Here Jane is responding to Helen Burns, who argues that you should "return good for evil," "turn the other cheek," "love your enemies," and all that sort of good Christian forgiveness stuff.

Jane (remember she’s only ten at this point) can’t quite agree with this; she doesn’t see any reason to "bless them that curse you," because then they’ll get away with it! Jane’s childhood ideas of justice are strict and exact—more like the Old Testament "eye for an eye" laws of retaliation than Helen’s New Testament charity. It’ll be interesting to see whether Jane’s ideas change over time and, if so, exactly how.

Jane Eyre

Quote 8

Some time in the afternoon I raised my head, and looking round and seeing the western sun gilding the sign of its decline on the wall, I asked, "What am I to do?"

But the answer my mind gave—"Leave Thornfield at once"—was so prompt, so dread, that I stopped my ears.
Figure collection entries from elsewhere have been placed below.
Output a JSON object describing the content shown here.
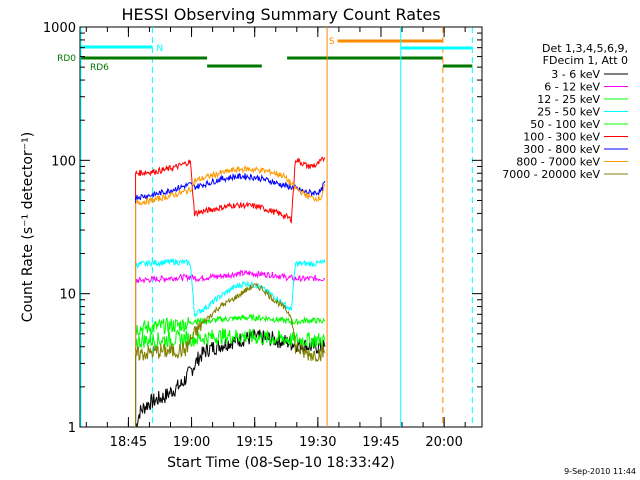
{
  "chart_data": {
    "type": "line",
    "title": "HESSI Observing Summary Count Rates",
    "xlabel": "Start Time (08-Sep-10 18:33:42)",
    "ylabel": "Count Rate (s⁻¹ detector⁻¹)",
    "ylog": true,
    "ylim": [
      1,
      1000
    ],
    "xlim_minutes": [
      -0.2,
      95.3
    ],
    "yticks": [
      {
        "value": 1,
        "label": "1"
      },
      {
        "value": 10,
        "label": "10"
      },
      {
        "value": 100,
        "label": "100"
      },
      {
        "value": 1000,
        "label": "1000"
      }
    ],
    "xticks": [
      {
        "t": 11.3,
        "label": "18:45"
      },
      {
        "t": 26.3,
        "label": "19:00"
      },
      {
        "t": 41.3,
        "label": "19:15"
      },
      {
        "t": 56.3,
        "label": "19:30"
      },
      {
        "t": 71.3,
        "label": "19:45"
      },
      {
        "t": 86.3,
        "label": "20:00"
      }
    ],
    "legend": {
      "placement": "right",
      "header": [
        "Det 1,3,4,5,6,9,",
        "FDecim 1, Att 0"
      ]
    },
    "series": [
      {
        "name": "3 - 6 keV",
        "color": "#000000",
        "points": [
          [
            13,
            1.0
          ],
          [
            14,
            1.3
          ],
          [
            16,
            1.5
          ],
          [
            18,
            1.6
          ],
          [
            20,
            1.7
          ],
          [
            22,
            1.9
          ],
          [
            24,
            2.1
          ],
          [
            26,
            2.6
          ],
          [
            28,
            3.3
          ],
          [
            30,
            3.8
          ],
          [
            33,
            4.1
          ],
          [
            36,
            4.4
          ],
          [
            39,
            4.6
          ],
          [
            42,
            4.7
          ],
          [
            45,
            4.6
          ],
          [
            48,
            4.4
          ],
          [
            51,
            4.2
          ],
          [
            53,
            4.1
          ],
          [
            55,
            4.0
          ],
          [
            58,
            4.0
          ]
        ]
      },
      {
        "name": "6 - 12 keV",
        "color": "#ff00ff",
        "points": [
          [
            13,
            12.5
          ],
          [
            17,
            12.8
          ],
          [
            20,
            13.0
          ],
          [
            23,
            13.2
          ],
          [
            26,
            13.3
          ],
          [
            28,
            13.0
          ],
          [
            31,
            13.4
          ],
          [
            34,
            13.6
          ],
          [
            37,
            14.1
          ],
          [
            40,
            14.2
          ],
          [
            43,
            14.0
          ],
          [
            46,
            13.8
          ],
          [
            49,
            13.2
          ],
          [
            51,
            13.0
          ],
          [
            53,
            12.9
          ],
          [
            55,
            13.0
          ],
          [
            58,
            13.0
          ]
        ]
      },
      {
        "name": "12 - 25 keV",
        "color": "#00ff00",
        "points": [
          [
            13,
            5.5
          ],
          [
            17,
            5.6
          ],
          [
            20,
            5.7
          ],
          [
            23,
            5.8
          ],
          [
            26,
            6.0
          ],
          [
            27,
            6.3
          ],
          [
            30,
            6.2
          ],
          [
            33,
            6.4
          ],
          [
            36,
            6.5
          ],
          [
            39,
            6.6
          ],
          [
            42,
            6.6
          ],
          [
            45,
            6.5
          ],
          [
            48,
            6.3
          ],
          [
            51,
            6.1
          ],
          [
            53,
            6.3
          ],
          [
            55,
            6.3
          ],
          [
            58,
            6.2
          ]
        ]
      },
      {
        "name": "25 - 50 keV",
        "color": "#00ffff",
        "points": [
          [
            13,
            16.5
          ],
          [
            17,
            17.0
          ],
          [
            20,
            17.2
          ],
          [
            23,
            17.3
          ],
          [
            26,
            17.0
          ],
          [
            27,
            7.0
          ],
          [
            30,
            8.0
          ],
          [
            33,
            9.5
          ],
          [
            36,
            11.0
          ],
          [
            39,
            12.0
          ],
          [
            42,
            11.5
          ],
          [
            45,
            10.0
          ],
          [
            48,
            8.5
          ],
          [
            50,
            7.5
          ],
          [
            51,
            16.8
          ],
          [
            55,
            16.8
          ],
          [
            58,
            17.0
          ]
        ]
      },
      {
        "name": "50 - 100 keV",
        "color": "#00ff00",
        "points": [
          [
            13,
            4.4
          ],
          [
            17,
            4.5
          ],
          [
            20,
            4.5
          ],
          [
            23,
            4.6
          ],
          [
            26,
            4.6
          ],
          [
            27,
            4.6
          ],
          [
            30,
            4.7
          ],
          [
            33,
            4.8
          ],
          [
            36,
            4.8
          ],
          [
            39,
            4.8
          ],
          [
            42,
            4.7
          ],
          [
            45,
            4.6
          ],
          [
            48,
            4.6
          ],
          [
            51,
            4.5
          ],
          [
            53,
            4.5
          ],
          [
            55,
            4.5
          ],
          [
            58,
            4.5
          ]
        ]
      },
      {
        "name": "100 - 300 keV",
        "color": "#ff0000",
        "points": [
          [
            13,
            80
          ],
          [
            17,
            82
          ],
          [
            20,
            85
          ],
          [
            23,
            90
          ],
          [
            26,
            98
          ],
          [
            27,
            40
          ],
          [
            30,
            42
          ],
          [
            33,
            44
          ],
          [
            36,
            46
          ],
          [
            39,
            46
          ],
          [
            42,
            45
          ],
          [
            45,
            42
          ],
          [
            48,
            39
          ],
          [
            50,
            36
          ],
          [
            51,
            102
          ],
          [
            54,
            90
          ],
          [
            56,
            92
          ],
          [
            58,
            105
          ]
        ]
      },
      {
        "name": "300 - 800 keV",
        "color": "#0000ff",
        "points": [
          [
            13,
            53
          ],
          [
            17,
            55
          ],
          [
            20,
            58
          ],
          [
            23,
            62
          ],
          [
            26,
            66
          ],
          [
            27,
            63
          ],
          [
            30,
            67
          ],
          [
            33,
            72
          ],
          [
            36,
            75
          ],
          [
            39,
            76
          ],
          [
            42,
            74
          ],
          [
            45,
            70
          ],
          [
            48,
            65
          ],
          [
            51,
            62
          ],
          [
            53,
            58
          ],
          [
            55,
            57
          ],
          [
            57,
            58
          ],
          [
            58,
            70
          ]
        ]
      },
      {
        "name": "800 - 7000 keV",
        "color": "#ff9900",
        "points": [
          [
            13,
            48
          ],
          [
            17,
            50
          ],
          [
            20,
            53
          ],
          [
            23,
            56
          ],
          [
            26,
            60
          ],
          [
            27,
            70
          ],
          [
            30,
            75
          ],
          [
            33,
            80
          ],
          [
            36,
            84
          ],
          [
            39,
            86
          ],
          [
            42,
            85
          ],
          [
            45,
            82
          ],
          [
            48,
            77
          ],
          [
            51,
            62
          ],
          [
            53,
            56
          ],
          [
            55,
            52
          ],
          [
            57,
            52
          ],
          [
            58,
            65
          ]
        ]
      },
      {
        "name": "7000 - 20000 keV",
        "color": "#808000",
        "points": [
          [
            13,
            3.5
          ],
          [
            16,
            3.6
          ],
          [
            19,
            3.7
          ],
          [
            22,
            3.7
          ],
          [
            25,
            3.8
          ],
          [
            26,
            4.5
          ],
          [
            28,
            5.5
          ],
          [
            30,
            6.5
          ],
          [
            33,
            8.0
          ],
          [
            36,
            9.0
          ],
          [
            39,
            10.5
          ],
          [
            41,
            11.5
          ],
          [
            43,
            11.0
          ],
          [
            45,
            9.5
          ],
          [
            48,
            8.0
          ],
          [
            50,
            6.8
          ],
          [
            51,
            4.0
          ],
          [
            53,
            3.6
          ],
          [
            55,
            3.5
          ],
          [
            58,
            3.6
          ]
        ]
      }
    ],
    "flags": [
      {
        "label": "N",
        "color": "#00ffff",
        "segments": [
          [
            0,
            17
          ]
        ],
        "dashed_line_t": 17
      },
      {
        "label": "RD0",
        "color": "#007700",
        "segments": [
          [
            0,
            30
          ],
          [
            49,
            86
          ]
        ],
        "dashed_line_t": null
      },
      {
        "label": "RD6",
        "color": "#007700",
        "segments": [
          [
            30,
            43
          ],
          [
            86,
            93
          ]
        ],
        "dashed_line_t": null
      },
      {
        "label": "S",
        "color": "#ff8800",
        "segments": [
          [
            61,
            86
          ]
        ],
        "dashed_line_t": 86
      },
      {
        "label": "",
        "color": "#00ffff",
        "segments": [
          [
            76,
            93
          ]
        ],
        "dashed_line_t": 93
      }
    ],
    "vlines": [
      {
        "t": 0,
        "color": "#00ffff",
        "dashed": false
      },
      {
        "t": 58.5,
        "color": "#ff8800",
        "dashed": false
      },
      {
        "t": 76,
        "color": "#00ffff",
        "dashed": false
      }
    ]
  },
  "footer": {
    "timestamp": "9-Sep-2010 11:44"
  }
}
I said I could not bear such words now. "That I am not Edward Rochester’s bride is the least part of my woe," I alleged: "that I have wakened out of most glorious dreams, and found them all void and vain, is a horror I could bear and master; but that I must leave him decidedly, instantly, entirely, is intolerable. I cannot do it."

But, then, a voice within me averred that I could do it and foretold that I should do it. I wrestled with my own resolution: I wanted to be weak that I might avoid the awful passage of further suffering I saw laid out for me; and Conscience, turned tyrant, held Passion by the throat, told her tauntingly, she had yet but dipped her dainty foot in the slough, and swore that with that arm of iron he would thrust her down to unsounded depths of agony. (3.1.1-5)
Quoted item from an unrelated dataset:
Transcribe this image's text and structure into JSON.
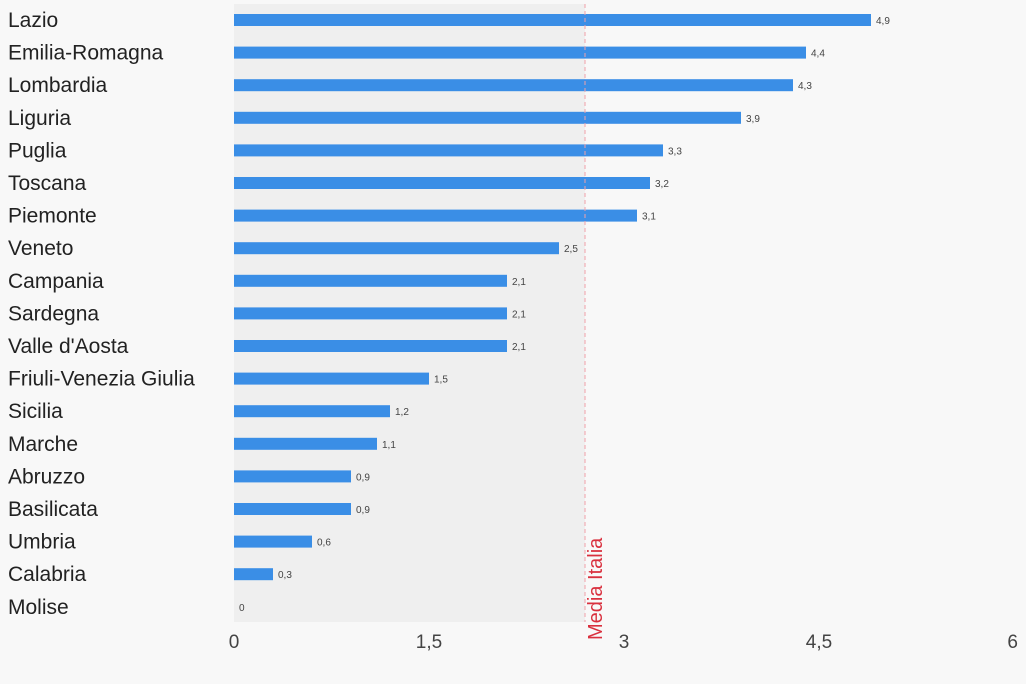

Jane’s moment of great ethical crisis turns (in her mind, at least) into an allegorical scene in which Conscience and Passion start brawling, and Conscience is the bully. It’s interesting that Jane knows immediately and certainly what is morally right in this situation—what’s difficult isn’t to know what she has to do, but to make herself do it.

Jane Eyre

Quote 9

"It seemed, sir, a woman, tall and large, with thick and dark hair hanging long down her back. I know not what dress she had on: it was white and straight; but whether gown, sheet, or shroud, I cannot tell."

"Did you see her face?"

"Not at first. But presently she took my veil from its place; she held it up, gazed at it long, and then she threw it over her own head, and turned to the mirror. At that moment I saw the reflection of the visage and features quite distinctly in the dark oblong glass."

"And how were they?"

"Fearful and ghastly to me—oh, sir, I never saw a face like it! It was a discoloured face—it was a savage face. I wish I could forget the roll of the red eyes and the fearful blackened inflation of the lineaments!"

"Ghosts are usually pale, Jane."

"This, sir, was purple: the lips were swelled and dark; the brow furrowed: the black eyebrows widely raised over the bloodshot eyes. Shall I tell you of what it reminded me?"

"You may."

"Of the foul German spectre—the Vampyre." (2.10.73-81)
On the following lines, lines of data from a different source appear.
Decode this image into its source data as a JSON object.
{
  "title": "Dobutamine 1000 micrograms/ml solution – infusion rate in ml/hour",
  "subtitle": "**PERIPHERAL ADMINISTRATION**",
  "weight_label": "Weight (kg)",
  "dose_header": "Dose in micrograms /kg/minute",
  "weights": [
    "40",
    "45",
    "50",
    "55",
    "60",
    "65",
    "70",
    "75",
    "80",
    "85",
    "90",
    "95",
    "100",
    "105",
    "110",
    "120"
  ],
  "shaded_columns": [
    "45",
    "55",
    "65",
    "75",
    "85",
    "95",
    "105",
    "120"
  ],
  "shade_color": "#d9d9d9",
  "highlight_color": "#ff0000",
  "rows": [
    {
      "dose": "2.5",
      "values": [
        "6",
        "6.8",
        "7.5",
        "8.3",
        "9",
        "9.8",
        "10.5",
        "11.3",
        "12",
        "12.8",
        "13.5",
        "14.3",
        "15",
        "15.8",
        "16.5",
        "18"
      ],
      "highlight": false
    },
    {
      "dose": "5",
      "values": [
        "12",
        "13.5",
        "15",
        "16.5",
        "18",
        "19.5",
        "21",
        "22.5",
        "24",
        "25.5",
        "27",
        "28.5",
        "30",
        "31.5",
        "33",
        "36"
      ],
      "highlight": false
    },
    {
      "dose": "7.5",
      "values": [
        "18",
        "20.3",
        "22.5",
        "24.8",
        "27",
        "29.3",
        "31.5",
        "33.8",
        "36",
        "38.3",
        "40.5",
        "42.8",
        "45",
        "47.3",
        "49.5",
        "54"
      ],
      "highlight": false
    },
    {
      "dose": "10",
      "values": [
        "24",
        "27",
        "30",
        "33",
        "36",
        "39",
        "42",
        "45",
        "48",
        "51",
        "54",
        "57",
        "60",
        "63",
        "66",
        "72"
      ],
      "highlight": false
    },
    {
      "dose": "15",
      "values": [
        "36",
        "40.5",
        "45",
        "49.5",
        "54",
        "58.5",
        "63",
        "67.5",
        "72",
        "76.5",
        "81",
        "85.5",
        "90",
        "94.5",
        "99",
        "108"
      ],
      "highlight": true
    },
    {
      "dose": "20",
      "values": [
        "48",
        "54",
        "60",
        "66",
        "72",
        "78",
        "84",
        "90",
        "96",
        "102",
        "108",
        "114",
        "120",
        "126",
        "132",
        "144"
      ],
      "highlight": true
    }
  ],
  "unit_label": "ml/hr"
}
If we subtract Jane’s ignorance and fear from this weird description, we figure out that Bertha has a dark-colored face, large lips, and black eyebrows. A little later in the novel, we learn that Bertha’s mother was Creole, which means that she had a multiracial background. So Jane is using a supernatural creature, the vampire, as a metaphor to describe a woman of color.

By depicting Bertha’s features in monstrous, supernatural terms, Jane characterizes herself as "afraid of the batlike undead" instead of "afraid of racial difference." Yeah, that’s the way to deal with your fear of the unknown: turn it into something from a horror movie. (For a reading of what’s going on with the horror-movie stuff here, see the discussion of Quote #9 in "The Supernatural" section.)

"Thank you, Mr. Rochester, for your great kindness. I am strangely glad to get back again to you; and wherever you are is my home,—my only home." (2.7.34)

Given the way Jane doesn’t seem to connect to places, but to people and the way they do or don’t allow her to be herself, it’s not surprising that her "home" is established in terms of companionship.